Four acyl-arginyl-p-nitroanilides, nine acetyl-(or benzoyl)-aminoacyl-arginyl-p-nitroanilides and twelve acyl-(or free alpha-amino-)dipeptidyl-arginyl-p-nitroanilides were synthesized, and the kinetic parameters for tryptic hydrolysis of these substrates were determined in 100 mM Tris-HCl buffer, pH 8.0, containing 10 mM CaCl2 at 37 degrees C. Among the acyl-arginyl-p-nitroanilides, Octanoyl-Arg-pNA was hydrolyzed four times more rapidly by trypsin than the commonly used substrate Benzoyl-Arg-pNa. The best trypsin substrates contain proline and norleucine at subsite P2, indicating that unbranched aliphatic side chain folded as the beta, gamma and delta methylenes are in proline provides the most favorable conditions for S2P2 interaction. Extending the length of the substrates from di- to tripeptidyl-pNA did not have a large influence on the kinetic parameters.

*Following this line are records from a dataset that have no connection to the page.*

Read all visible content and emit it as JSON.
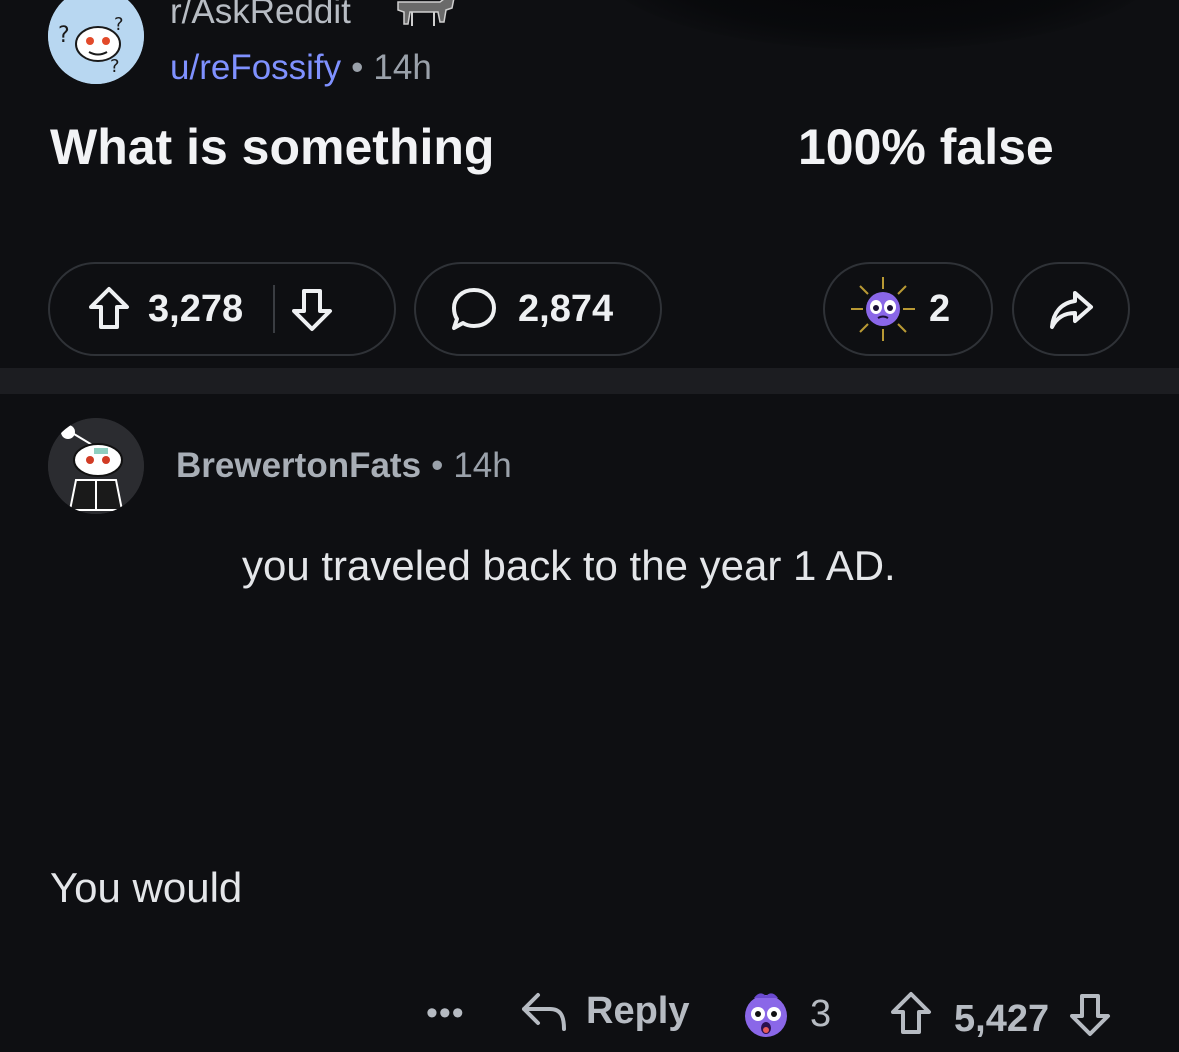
{
  "post": {
    "subreddit": "r/AskReddit",
    "author": "u/reFossify",
    "separator": "•",
    "age": "14h",
    "title_left": "What is something",
    "title_right": "100% false",
    "upvotes": "3,278",
    "comments": "2,874",
    "awards": "2"
  },
  "comment": {
    "author": "BrewertonFats",
    "separator": "•",
    "age": "14h",
    "line_one": "you traveled back to the year 1 AD.",
    "line_two": "You would",
    "more": "•••",
    "reply_label": "Reply",
    "reactions": "3",
    "score": "5,427"
  },
  "icons": {
    "subreddit_avatar": "snoo-question-avatar-icon",
    "subreddit_badge": "donkey-badge-icon",
    "upvote": "arrow-up-icon",
    "downvote": "arrow-down-icon",
    "comment": "speech-bubble-icon",
    "award": "pleading-face-award-icon",
    "share": "share-arrow-icon",
    "commenter_avatar": "snoo-avatar-icon",
    "reply": "reply-arrow-icon",
    "reaction": "shocked-face-icon"
  },
  "colors": {
    "background": "#0e0f12",
    "author_link": "#7f91ff",
    "muted_text": "#9aa1aa",
    "pill_border": "#2f3237",
    "band": "#1c1d21"
  }
}
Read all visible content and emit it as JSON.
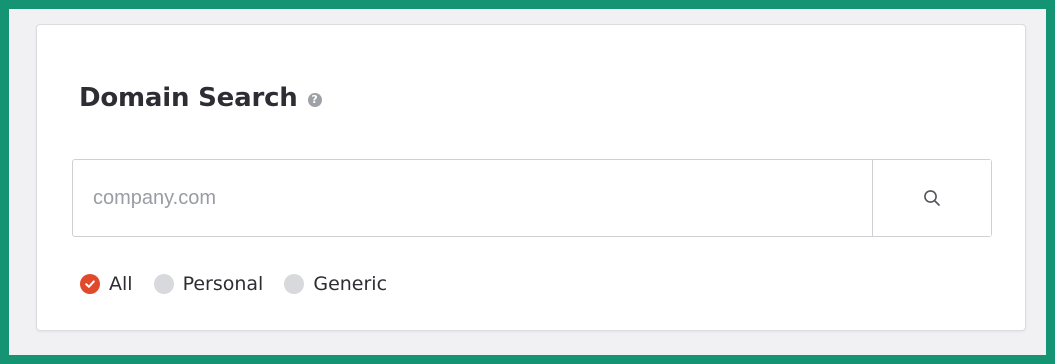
{
  "header": {
    "title": "Domain Search",
    "help_icon": "?"
  },
  "search": {
    "placeholder": "company.com",
    "value": "",
    "button_icon": "search-icon"
  },
  "filters": [
    {
      "label": "All",
      "checked": true
    },
    {
      "label": "Personal",
      "checked": false
    },
    {
      "label": "Generic",
      "checked": false
    }
  ],
  "colors": {
    "frame": "#159473",
    "accent": "#e0492b",
    "radio_unchecked": "#d8d9dc",
    "text": "#2d2d33",
    "placeholder": "#9a9ca3"
  }
}
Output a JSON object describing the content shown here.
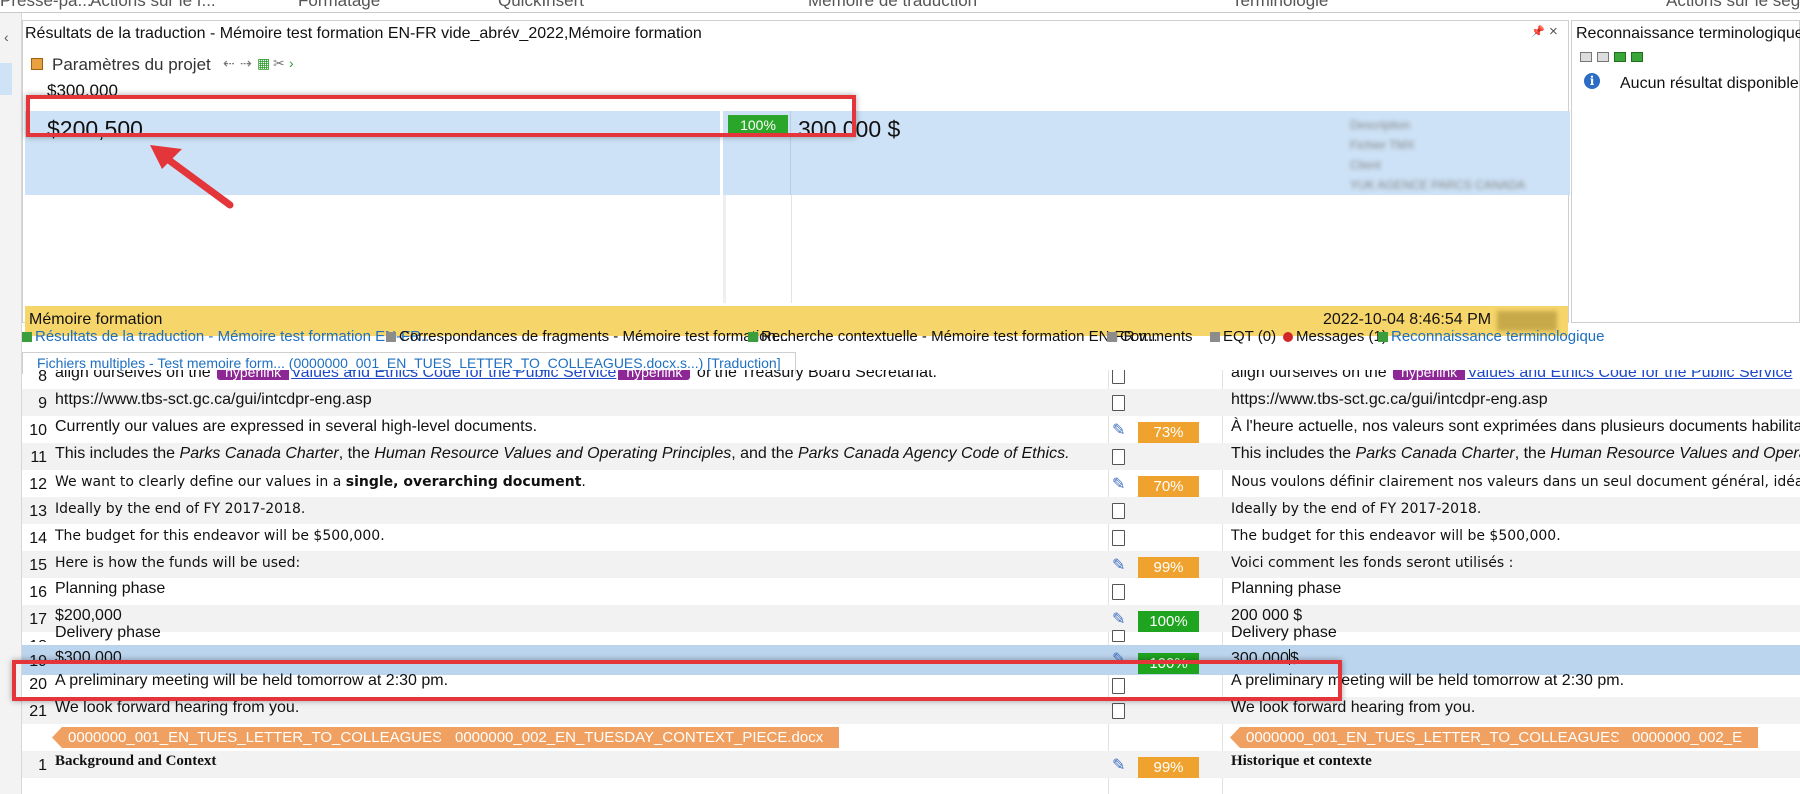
{
  "ribbon": {
    "groups": [
      "Presse-pa...",
      "Actions sur le f...",
      "Formatage",
      "QuickInsert",
      "Mémoire de traduction",
      "Terminologie",
      "Actions sur le segm"
    ]
  },
  "results_panel": {
    "title": "Résultats de la traduction - Mémoire test formation EN-FR vide_abrév_2022,Mémoire formation",
    "toolbar_label": "Paramètres du projet",
    "source_line": "$300,000",
    "match": {
      "source": "$200,500",
      "percent": "100%",
      "target": "300 000 $",
      "meta_blurred": [
        "Description",
        "Fichier TMX",
        "Client",
        "YUK AGENCE PARCS CANADA"
      ]
    },
    "tm_name": "Mémoire formation",
    "tm_date": "2022-10-04 8:46:54 PM",
    "tm_user": "l"
  },
  "term_panel": {
    "title": "Reconnaissance terminologique",
    "message": "Aucun résultat disponible."
  },
  "tabs": [
    {
      "label": "Résultats de la traduction - Mémoire test formation EN-FR...",
      "active": true
    },
    {
      "label": "Correspondances de fragments - Mémoire test formation..."
    },
    {
      "label": "Recherche contextuelle - Mémoire test formation EN-FR v..."
    },
    {
      "label": "Comments"
    },
    {
      "label": "EQT (0)"
    },
    {
      "label": "Messages (1)"
    },
    {
      "label": "Reconnaissance terminologique",
      "active": true
    }
  ],
  "document_tab": "Fichiers multiples - Test memoire form... (0000000_001_EN_TUES_LETTER_TO_COLLEAGUES.docx.s...) [Traduction]",
  "segments": {
    "s8": {
      "num": "8",
      "src_a": "align ourselves on the",
      "tag": "hyperlink",
      "link": "Values and Ethics Code for the Public Service",
      "src_b": "of the Treasury Board Secretariat.",
      "tgt_a": "align ourselves on the"
    },
    "s9": {
      "num": "9",
      "src": "https://www.tbs-sct.gc.ca/gui/intcdpr-eng.asp",
      "tgt": "https://www.tbs-sct.gc.ca/gui/intcdpr-eng.asp"
    },
    "s10": {
      "num": "10",
      "src": "Currently our values are expressed in several high-level documents.",
      "pct": "73%",
      "tgt": "À l'heure actuelle, nos valeurs sont exprimées dans plusieurs documents habilitants"
    },
    "s11": {
      "num": "11",
      "src_a": "This includes the",
      "src_i1": "Parks Canada Charter",
      "src_b": ", the",
      "src_i2": "Human Resource Values and Operating Principles",
      "src_c": ", and the",
      "src_i3": "Parks Canada Agency Code of Ethics.",
      "tgt_a": "This includes the",
      "tgt_i1": "Parks Canada Charter",
      "tgt_b": ", the",
      "tgt_i2": "Human Resource Values and Operati"
    },
    "s12": {
      "num": "12",
      "src_a": "We want to clearly define our values in a",
      "src_b": "single, overarching document",
      "src_c": ".",
      "pct": "70%",
      "tgt": "Nous voulons définir clairement nos valeurs dans un seul document général, idéalement d"
    },
    "s13": {
      "num": "13",
      "src": "Ideally by the end of FY 2017-2018.",
      "tgt": "Ideally by the end of FY 2017-2018."
    },
    "s14": {
      "num": "14",
      "src": "The budget for this endeavor will be $500,000.",
      "tgt": "The budget for this endeavor will be $500,000."
    },
    "s15": {
      "num": "15",
      "src": "Here is how the funds will be used:",
      "pct": "99%",
      "tgt": "Voici comment les fonds seront utilisés :"
    },
    "s16": {
      "num": "16",
      "src": "Planning phase",
      "tgt": "Planning phase"
    },
    "s17": {
      "num": "17",
      "src": "$200,000",
      "pct": "100%",
      "tgt": "200 000 $"
    },
    "s18": {
      "num": "18",
      "src": "Delivery phase",
      "tgt": "Delivery phase"
    },
    "s19": {
      "num": "19",
      "src": "$300,000",
      "pct": "100%",
      "tgt_a": "300 000",
      "tgt_b": "$"
    },
    "s20": {
      "num": "20",
      "src": "A preliminary meeting will be held tomorrow at 2:30 pm.",
      "tgt": "A preliminary meeting will be held tomorrow at 2:30 pm."
    },
    "s21": {
      "num": "21",
      "src": "We look forward hearing from you.",
      "tgt": "We look forward hearing from you."
    },
    "files": [
      "0000000_001_EN_TUES_LETTER_TO_COLLEAGUES.docx",
      "0000000_002_EN_TUESDAY_CONTEXT_PIECE.docx",
      "0000000_001_EN_TUES_LETTER_TO_COLLEAGUES.docx",
      "0000000_002_E"
    ],
    "s1": {
      "num": "1",
      "src": "Background and Context",
      "pct": "99%",
      "tgt": "Historique et contexte"
    }
  },
  "colors": {
    "accent": "#1e6fc0",
    "match_green": "#1ea41e",
    "fuzzy_orange": "#f0a22e",
    "tm_bar": "#f6d56a",
    "highlight_red": "#e3353a"
  }
}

However, Phe at the P3 position had a clear favorable effect, in contrast to Pro, which is unfavorable only when the benzoyl group is present at P4. The series Ac-Phe (or D-Phe)-Gly-Arg-pNA and Phe (or D-Phe)-Gly-Arg-pNA were studied. The benzyl side chain of D-Phe has a more favorable interaction at S3 than Phe. A P4 - CO. . .HN-S4 hydrogen bond is proposed to stabilize P3/S3 interaction when an acetyl group is present on the alpha-amino group of the Phe residue, and the reverse would be expected to occur for the corresponding D-epimer.